Oulan-Bator, dont le nom tel quel n'est pas forcément prisé des locaux (car "russifié", les Mongols écrivent Ulaanbaatar), est une ville qui ne s'impose pas forcément pour la fraîcheur de son air, son architecture et la qualité de vie générale. Le centre-ville s'organise tant bien que mal autour de cette très soviétique Peace Avenue que les marques étrangères essaient  de s'approprier à grand renfort de panneaux publicitaires. La place Suche Bator, toute à la gloire à Gengis Khan, est menacée par un hôtel aux arêtes tranchantes. "Un couteau chinois qui découpe le symbole du pays", rigole la jeunesse aisée de ce quartier central.

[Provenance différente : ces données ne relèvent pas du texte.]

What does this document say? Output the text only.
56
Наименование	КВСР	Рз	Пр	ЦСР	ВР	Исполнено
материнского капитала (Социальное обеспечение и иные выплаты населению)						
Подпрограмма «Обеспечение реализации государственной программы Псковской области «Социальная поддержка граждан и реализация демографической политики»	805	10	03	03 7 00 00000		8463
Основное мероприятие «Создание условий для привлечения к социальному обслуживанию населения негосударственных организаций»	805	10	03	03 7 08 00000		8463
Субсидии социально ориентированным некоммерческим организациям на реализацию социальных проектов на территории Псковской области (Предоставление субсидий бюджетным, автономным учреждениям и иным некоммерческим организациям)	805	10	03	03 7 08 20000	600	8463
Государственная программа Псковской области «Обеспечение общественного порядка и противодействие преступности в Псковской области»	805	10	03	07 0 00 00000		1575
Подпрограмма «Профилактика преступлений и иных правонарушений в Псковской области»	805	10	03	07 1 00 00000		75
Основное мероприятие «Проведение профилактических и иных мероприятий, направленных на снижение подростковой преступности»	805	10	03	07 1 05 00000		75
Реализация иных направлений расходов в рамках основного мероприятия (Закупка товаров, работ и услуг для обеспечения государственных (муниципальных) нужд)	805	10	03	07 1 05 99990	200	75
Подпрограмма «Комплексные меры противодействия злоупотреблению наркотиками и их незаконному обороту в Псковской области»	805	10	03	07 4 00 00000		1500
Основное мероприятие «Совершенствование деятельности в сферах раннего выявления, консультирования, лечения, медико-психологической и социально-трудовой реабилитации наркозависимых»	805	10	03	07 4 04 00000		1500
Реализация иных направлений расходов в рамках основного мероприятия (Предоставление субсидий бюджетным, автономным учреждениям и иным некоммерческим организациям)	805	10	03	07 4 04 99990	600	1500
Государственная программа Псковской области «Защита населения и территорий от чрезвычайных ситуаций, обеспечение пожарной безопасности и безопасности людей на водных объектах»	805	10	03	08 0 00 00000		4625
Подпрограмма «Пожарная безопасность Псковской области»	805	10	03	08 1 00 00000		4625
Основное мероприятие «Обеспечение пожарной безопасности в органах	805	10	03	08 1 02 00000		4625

Mieux vaut en rire, peut-être.
 
 
Passons donc sur le centre-ville. Celui-ci est rapidement derrière nous, et on entre alors dans la surprenante ceinture de la ville. Des kilomètres de logements précaires - yourtes ou maisonnettes en planches - entourent Oulan-Bator sur plusieurs cercles concentriques, non sans créer un dangereux nuage de fumée issu du chauffage au charbon de bois. Nomades sédentarisés victimes d'un monde qui change et d'une crise économique qui n'en finit plus, ils ont dessiné ces nouveaux quartiers qui font plus que jamais de la capitale le centre névralgique d'un pays par ailleurs vide et sauvage. Autrement dit préservé. 
 
En effet, à deux heures de route (enfin, "route", façon de parler…) d'Oulan-Bator, le ciel se dégage. Les contours des montagnes deviennent nettes et on constate le vide des steppes sur plusieurs kilomètres. Il faut à notre guide plusieurs essais pour retrouver la bonne piste qui mène à la famille d'Inche.

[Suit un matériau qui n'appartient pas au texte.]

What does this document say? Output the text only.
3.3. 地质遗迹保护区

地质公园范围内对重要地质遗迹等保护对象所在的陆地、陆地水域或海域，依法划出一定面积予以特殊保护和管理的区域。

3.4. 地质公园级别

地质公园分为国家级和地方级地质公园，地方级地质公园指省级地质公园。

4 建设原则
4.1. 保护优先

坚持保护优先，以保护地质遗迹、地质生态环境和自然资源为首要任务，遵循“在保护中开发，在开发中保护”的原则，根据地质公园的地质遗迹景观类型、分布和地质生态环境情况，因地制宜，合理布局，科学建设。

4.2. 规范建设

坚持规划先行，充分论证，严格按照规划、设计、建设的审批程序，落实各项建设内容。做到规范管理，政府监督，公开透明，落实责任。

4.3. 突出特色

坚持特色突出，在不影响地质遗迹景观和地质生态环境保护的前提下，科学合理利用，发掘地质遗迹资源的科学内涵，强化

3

Installés aux environs de Batsumber, ces nomades changent de campement deux fois par an. Le logement d'hiver comprend une maison en bois, une yourte et une grange pour les animaux.  Inche est éleveur de chevaux. Il en présentera deux aux courses de qualification du Nadaam, cette grande fête nationale où plusieurs jeux traditionnels sont à l'honneur, quelques semaines après notre départ.  
 
 
 
Nous passons trois nuits sur place. Dans une yourte qui se refroidit incroyablement vite quand la dernière bûche s'est consumée. Ici, le mode de vie n'a que peu évolué en un siècle. Et certes, un panneau solaire ici, une batterie pour la la télé là, et un véhicule 4x4 là-bas au loin nous rappelle qu'on est bel et bien au 21e siècle. Le thé au lait salé, l'absence d'eau courante et la traite des vaches deux fois par jour, en revanche, nous renvoient quelques années en arrière. On ne vivrait pas comme ça tous les jours, certes, mais la moitié d'une semaine, là, ça fait un bien fou.
 
 
C'est pour ça que l'on remercie la Mongolie, coincée entre ces deux rouleaux compresseurs que sont la Chine et la Russie, d'avoir su garder son authenticité et ses paysages merveilleux.